Il ne servirait à rien d’aider simplement des individus à prendre conscience de leur responsabilité et de permettre une coopération au sein d’un petit groupe de personnes qui aura une durée de rencontres limitée. Cela est positif mais, à long terme, quelque peu stérile. Il faut opérer, en même temps qu’un travail de réparation et de guérison sociale des individus, une transformation des institutions. Ces groupes se donnent pour objectif d’apporter des améliorations et des changements justement dans les fonctionnements sociaux et institutionnels. Mais si en face les institutions ne changent pas en profondeur, en s’adaptant aux nouveaux défis et aux nouvelles donnes contemporaines, elles vont décourager toute la militance de ces personnes. Elles vont surtout aggraver encore les maladies sociales évoquées plus haut. La solution tient pourtant aux individus eux-mêmes. Car ce sont eux qui font vivre ces institutions, les font fonctionner. Il faudrait donc arriver à une prise de conscience généralisée, à un travail coopératif entre toutes les parties concernées par les enjeux sociaux afin qu’en nombre, les individus apportent le savoir-faire adapté à la vie sociale d’aujourd’hui. Les individus transforment des institutions qui elles-mêmes, mieux adaptées, vont « guérir » les individus plutôt qu’aggraver des situations complexes devenue très problématiques. Ainsi devrait-il en être de l’école, de la police, de la justice et du travail social, par exemple.
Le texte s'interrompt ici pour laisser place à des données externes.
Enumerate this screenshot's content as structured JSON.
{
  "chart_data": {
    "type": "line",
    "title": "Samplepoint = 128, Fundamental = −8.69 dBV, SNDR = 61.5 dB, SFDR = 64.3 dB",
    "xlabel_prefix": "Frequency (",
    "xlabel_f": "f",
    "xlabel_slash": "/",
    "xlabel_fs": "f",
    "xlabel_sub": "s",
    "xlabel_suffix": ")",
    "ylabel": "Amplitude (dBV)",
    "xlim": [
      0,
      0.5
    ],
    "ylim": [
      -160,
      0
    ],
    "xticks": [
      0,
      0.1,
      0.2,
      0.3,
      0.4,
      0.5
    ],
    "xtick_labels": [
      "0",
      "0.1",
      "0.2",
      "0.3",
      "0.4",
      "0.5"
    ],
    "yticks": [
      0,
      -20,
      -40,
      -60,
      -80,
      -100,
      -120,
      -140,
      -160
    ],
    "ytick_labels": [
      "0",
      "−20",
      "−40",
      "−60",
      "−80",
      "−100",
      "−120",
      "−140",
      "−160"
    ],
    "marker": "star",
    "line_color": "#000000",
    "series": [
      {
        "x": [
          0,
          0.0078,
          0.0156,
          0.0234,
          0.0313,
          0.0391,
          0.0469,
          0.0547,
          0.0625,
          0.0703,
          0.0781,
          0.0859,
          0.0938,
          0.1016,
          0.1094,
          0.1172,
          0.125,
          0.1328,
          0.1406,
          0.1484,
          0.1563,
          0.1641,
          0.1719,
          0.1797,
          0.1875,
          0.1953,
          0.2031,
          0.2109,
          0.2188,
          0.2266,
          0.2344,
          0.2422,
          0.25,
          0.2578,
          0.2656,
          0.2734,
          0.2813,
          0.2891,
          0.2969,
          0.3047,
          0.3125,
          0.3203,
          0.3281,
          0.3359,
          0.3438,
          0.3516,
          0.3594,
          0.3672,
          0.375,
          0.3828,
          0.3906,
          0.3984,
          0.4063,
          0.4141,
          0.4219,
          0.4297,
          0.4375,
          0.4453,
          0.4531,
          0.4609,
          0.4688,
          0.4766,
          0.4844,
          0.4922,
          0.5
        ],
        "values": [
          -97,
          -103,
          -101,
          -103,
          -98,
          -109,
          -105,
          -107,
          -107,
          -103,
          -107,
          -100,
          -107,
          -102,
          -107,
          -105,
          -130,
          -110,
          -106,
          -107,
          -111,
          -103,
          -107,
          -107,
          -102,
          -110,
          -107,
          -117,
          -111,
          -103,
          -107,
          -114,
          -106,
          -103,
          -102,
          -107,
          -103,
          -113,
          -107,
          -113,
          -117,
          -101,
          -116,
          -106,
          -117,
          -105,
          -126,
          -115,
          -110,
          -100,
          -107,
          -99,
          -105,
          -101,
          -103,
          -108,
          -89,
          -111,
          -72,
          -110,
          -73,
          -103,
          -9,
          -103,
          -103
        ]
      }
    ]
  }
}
Pour le moment, ces institutions croient faire au mieux, mais demeurent inadaptées et causent de nombreux dégâts tout en ne pouvant plus parfois assurer leurs missions initiales. L’école, par exemple, n’apporte pas à cette jeunesse confiance en elle et en l’avenir. La police n’apporte pas la sécurité et suscite trop de haine et de soupçons à son égard. La justice apparaît souvent injuste et n’apporte pas les réponses permettant une baisse nécessaire de la délinquance chez les très jeunes. Le travail social, perdu entre assistanat et manque de moyens, n’apporte pas non plus les réponses adaptées à un public en grande difficulté matérielle et psychologique.
Toutes ces transformations ne pourront se faire si nous ne mettons pas en place une éducation à la coopération, qui nous apprendrait à accepter les conflits et les remises en cause, à écouter ceux qui ne pensent pas comme nous et à nous laisser transformer par eux. Cet apprentissage nous concerne tous, quelle que soit notre position sociale, et nous aiderait à nous délivrer en partie des conditionnements et autres propagandes qui entraînent mépris, peur et égoïsme, générateurs de violence.
La violence est un puissant révélateur de nos dysfonctionnements sociaux et institutionnels, et témoigne d’un affaiblissement de la vie démocratique. Si son niveau augmente, elle risque de faire vaciller la démocratie et ses principes de liberté et de solidarité. Elle représente aussi une opportunité à saisir si nous savons écouter ce qu’elle nous dit sur nos besoins insatisfaits et sur notre difficulté à prendre responsabilité.